September 28, 2022
TEAM proposes $500 million City of Vancouver investment in affordable co-operative housing to create homes for over 4,000 people, build up to 2,000 new units for all income levels
Vancouver voters to be asked to approve plan in referendum
Vancouver – TEAM For A Livable Vancouver today proposed a $500 million City of Vancouver investment in affordable co-operative housing to create homes for over 4,000 people in up to 2,000 new units for all income levels, using City land for locations across Vancouver.
TEAM mayoralty candidate and Councillor Colleen Hardwick said today that the proposal would be put to Vancouver voters in a mail ballot referendum within 18 months of taking office.
“This co-op housing proposal would be the single biggest increase in 100% affordable housing the city has ever seen at one time,” Hardwick said. “The $500 million expense would be amortized over 30 years and the co-op rents would recover costs to the City, while Vancouver would retain ownership of the lands and lease it out over a long term.”
“Vancouver needs affordable housing – not expensive strata condos that ordinary people cannot afford, and not simply “market rate housing” or slightly below market rates that ABC’s Ken Sim and Forward Together’s Kennedy Stewart keep talking about – we need affordable housing for the missing middle and for working people who can no longer rent or buy in Vancouver.”
Hardwick said the $500 million affordable housing co-op proposal is just the start – TEAM would approach both the federal and provincial government to ask each to become full partners in the affordable co-op housing proposal, so that with an additional one-third each, the project could become a much larger $1.5 billion fund to house over 12,000 people and build up to 6,000 units of affordable housing.
Professor Patrick Condon, Founding Chair of the UBC Urban Design Program, Faculty of Applied Science, said the TEAM proposal is a game changer for Vancouver.
“This is an innovative and practical proposal that could create affordable housing for thousands of Vancouver residents who have little hope of continuing to live in the city or see their kids and grandkids stay here,” Condon said.
“It’s so important that a mix of our city, from the well off, to the middle class and the economically disadvantaged all live together in the same vibrant neighbourhoods across our city,” Condon added.
Noted architect Brian Palmquist also praised the TEAM co-op housing proposal, saying that it is the appropriate response to Vancouver’s affordable housing crisis.
“Vancouver’s response to the affordable housing crisis is to say we need more supply but what gets built is not affordable – pricey strata condos and costly market rentals in the most expensive city in North America – that’s not the supply we need,” Palmquist said. “This co-op proposal builds 100% affordable housing units for people of different income levels and it pays for itself over time while retaining land ownership for Vancouver – what could be more appropriate when housing is our most important issue?”
Palmquist is an award-winning architect and author and was Managing Architect for the $1 billion Coal Harbour project phases 1 and 2.
Hardwick added that TEAM would give preference in building the new co-ops to small, local builders and construction contractors to help them get needed work and use their skills and experience for cost effective practices.
And Hardwick said she is convinced Vancouver voters will endorse the plan in a referendum as needed, cost effective and a big boost to affordable housing in the city.
“Our affordable housing plan is about giving people real hope about the future of living in our beautiful city – not the hype we hear from major corporate developers and other political parties that have simply failed over the past four years of skyrocketing rents and housing prices while prescribing more of the same but expecting different results,” Hardwick said. “We need 100% affordable housing built as soon as possible and this plan will, with the support of Vancouver residents, create thousands of new homes for people who desperately need them,” she said.
Hardwick noted that the ownership of these purpose-built rentals will remain with the city, providing a return to the ratepayers of Vancouver, as required by the terms of the Vancouver Property Endowment Fund.
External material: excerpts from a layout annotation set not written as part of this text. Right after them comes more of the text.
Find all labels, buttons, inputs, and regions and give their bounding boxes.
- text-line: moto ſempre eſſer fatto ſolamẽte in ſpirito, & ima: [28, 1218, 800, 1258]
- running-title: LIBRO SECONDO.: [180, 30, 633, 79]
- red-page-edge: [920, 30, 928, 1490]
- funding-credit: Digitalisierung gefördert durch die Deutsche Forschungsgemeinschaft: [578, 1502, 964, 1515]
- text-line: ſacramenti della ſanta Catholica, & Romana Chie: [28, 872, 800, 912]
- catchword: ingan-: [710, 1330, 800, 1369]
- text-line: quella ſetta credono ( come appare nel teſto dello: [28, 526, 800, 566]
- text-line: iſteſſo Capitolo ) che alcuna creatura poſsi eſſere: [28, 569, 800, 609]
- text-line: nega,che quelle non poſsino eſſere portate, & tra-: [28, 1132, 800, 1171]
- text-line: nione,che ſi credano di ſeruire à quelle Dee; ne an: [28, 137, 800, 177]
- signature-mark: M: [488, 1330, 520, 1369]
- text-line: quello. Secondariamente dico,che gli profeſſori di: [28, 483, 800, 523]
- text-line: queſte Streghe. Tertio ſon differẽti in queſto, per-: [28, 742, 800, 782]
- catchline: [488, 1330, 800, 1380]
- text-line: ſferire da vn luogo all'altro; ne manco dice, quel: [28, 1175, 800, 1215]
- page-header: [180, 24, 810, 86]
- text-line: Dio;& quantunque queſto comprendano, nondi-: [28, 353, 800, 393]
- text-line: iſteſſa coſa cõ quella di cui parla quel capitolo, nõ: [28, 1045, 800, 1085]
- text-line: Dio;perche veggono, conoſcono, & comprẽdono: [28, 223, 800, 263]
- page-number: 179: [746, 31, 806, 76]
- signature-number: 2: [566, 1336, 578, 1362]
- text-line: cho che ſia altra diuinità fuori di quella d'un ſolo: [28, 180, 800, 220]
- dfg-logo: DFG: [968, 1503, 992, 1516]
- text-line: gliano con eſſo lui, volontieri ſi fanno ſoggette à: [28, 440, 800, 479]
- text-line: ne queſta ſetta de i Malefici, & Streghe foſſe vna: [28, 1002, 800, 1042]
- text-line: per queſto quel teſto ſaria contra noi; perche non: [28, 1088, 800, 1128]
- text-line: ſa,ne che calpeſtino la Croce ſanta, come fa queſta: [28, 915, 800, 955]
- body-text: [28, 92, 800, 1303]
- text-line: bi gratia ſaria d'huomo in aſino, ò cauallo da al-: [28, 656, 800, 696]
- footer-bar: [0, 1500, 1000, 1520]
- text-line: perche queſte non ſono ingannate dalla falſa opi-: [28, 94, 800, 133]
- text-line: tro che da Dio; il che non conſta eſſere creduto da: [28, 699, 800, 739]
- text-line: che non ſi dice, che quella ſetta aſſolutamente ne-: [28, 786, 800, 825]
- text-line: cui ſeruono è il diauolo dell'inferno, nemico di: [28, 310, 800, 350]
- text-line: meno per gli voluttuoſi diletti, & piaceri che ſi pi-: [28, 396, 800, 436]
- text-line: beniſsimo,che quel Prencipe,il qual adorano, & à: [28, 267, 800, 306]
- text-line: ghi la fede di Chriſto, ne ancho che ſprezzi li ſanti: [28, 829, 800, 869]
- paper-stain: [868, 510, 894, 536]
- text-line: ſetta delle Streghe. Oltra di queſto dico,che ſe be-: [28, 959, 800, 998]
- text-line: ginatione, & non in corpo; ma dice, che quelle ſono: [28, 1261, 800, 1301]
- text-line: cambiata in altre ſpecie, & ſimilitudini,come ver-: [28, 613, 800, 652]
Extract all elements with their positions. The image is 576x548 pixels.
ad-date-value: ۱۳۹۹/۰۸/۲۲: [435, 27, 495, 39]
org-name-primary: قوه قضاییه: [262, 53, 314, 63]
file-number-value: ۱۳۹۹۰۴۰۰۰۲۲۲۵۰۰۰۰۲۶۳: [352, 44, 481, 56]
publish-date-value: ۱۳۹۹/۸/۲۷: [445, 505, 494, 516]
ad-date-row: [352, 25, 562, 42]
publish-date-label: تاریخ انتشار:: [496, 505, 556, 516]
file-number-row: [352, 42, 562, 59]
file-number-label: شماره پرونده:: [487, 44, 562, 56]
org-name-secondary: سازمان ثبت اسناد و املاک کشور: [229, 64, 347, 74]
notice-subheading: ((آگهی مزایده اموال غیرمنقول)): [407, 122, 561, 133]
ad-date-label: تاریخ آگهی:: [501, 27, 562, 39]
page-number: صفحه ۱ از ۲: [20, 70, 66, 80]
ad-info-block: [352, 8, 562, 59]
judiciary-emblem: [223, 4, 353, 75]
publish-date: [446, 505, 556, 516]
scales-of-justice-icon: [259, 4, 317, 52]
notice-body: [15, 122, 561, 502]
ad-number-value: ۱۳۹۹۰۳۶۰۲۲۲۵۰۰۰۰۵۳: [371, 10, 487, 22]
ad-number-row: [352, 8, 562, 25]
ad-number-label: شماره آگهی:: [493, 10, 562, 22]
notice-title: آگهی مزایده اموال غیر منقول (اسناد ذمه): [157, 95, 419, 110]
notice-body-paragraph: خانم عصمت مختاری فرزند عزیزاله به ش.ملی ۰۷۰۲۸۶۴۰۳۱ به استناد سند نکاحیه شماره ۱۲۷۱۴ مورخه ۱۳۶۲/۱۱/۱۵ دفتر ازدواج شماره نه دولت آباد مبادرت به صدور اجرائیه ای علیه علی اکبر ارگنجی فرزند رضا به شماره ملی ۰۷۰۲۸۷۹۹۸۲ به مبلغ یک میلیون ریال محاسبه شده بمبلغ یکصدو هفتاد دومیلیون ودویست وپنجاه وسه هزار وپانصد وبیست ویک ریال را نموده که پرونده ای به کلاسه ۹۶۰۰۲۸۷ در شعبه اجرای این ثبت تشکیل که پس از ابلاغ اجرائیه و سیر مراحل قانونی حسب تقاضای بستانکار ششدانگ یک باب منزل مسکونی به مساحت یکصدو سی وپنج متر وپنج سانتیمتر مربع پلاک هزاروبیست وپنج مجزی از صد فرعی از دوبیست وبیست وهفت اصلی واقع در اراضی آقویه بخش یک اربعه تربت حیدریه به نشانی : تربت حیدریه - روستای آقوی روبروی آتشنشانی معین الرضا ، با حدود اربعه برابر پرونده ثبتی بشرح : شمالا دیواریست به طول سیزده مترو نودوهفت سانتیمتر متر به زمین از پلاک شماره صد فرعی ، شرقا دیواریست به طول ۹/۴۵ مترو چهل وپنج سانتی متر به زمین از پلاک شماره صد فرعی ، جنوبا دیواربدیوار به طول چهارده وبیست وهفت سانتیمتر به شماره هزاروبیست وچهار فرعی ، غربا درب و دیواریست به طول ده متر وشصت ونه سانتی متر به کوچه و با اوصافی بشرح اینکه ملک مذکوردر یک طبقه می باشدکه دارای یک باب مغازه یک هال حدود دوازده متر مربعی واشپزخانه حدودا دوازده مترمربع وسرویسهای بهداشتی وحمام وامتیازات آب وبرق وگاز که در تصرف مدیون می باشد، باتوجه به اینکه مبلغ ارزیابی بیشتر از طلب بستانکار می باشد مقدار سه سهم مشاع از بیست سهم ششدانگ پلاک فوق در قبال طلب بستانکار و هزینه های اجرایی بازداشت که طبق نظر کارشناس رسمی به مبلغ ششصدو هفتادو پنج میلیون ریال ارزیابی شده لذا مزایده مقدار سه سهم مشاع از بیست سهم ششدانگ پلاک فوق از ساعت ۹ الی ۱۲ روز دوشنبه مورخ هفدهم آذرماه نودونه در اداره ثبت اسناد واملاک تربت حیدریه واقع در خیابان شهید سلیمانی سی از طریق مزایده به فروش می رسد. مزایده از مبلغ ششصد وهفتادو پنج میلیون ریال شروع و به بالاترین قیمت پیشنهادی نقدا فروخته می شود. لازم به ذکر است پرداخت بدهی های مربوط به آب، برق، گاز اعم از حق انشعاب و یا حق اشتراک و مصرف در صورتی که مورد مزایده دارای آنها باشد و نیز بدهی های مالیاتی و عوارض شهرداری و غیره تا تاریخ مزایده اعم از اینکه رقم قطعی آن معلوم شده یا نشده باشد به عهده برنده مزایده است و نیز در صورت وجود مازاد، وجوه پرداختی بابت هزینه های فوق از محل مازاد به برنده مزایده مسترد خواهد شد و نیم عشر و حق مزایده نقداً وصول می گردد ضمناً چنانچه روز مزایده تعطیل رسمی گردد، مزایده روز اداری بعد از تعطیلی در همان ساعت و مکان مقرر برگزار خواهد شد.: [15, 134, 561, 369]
As this affordable housing comes on line, rental payments will provide cash flow, enabling us to pay back the land leases over 35 years while providing cash for further development.
Hardwick said that the proposal is inspired by the legacy of the original False Creek South creative housing solutions of the first TEAM party of her father Walter Hardwick and others in the early 1970s, when much of Vancouver’s existing co-op housing originated.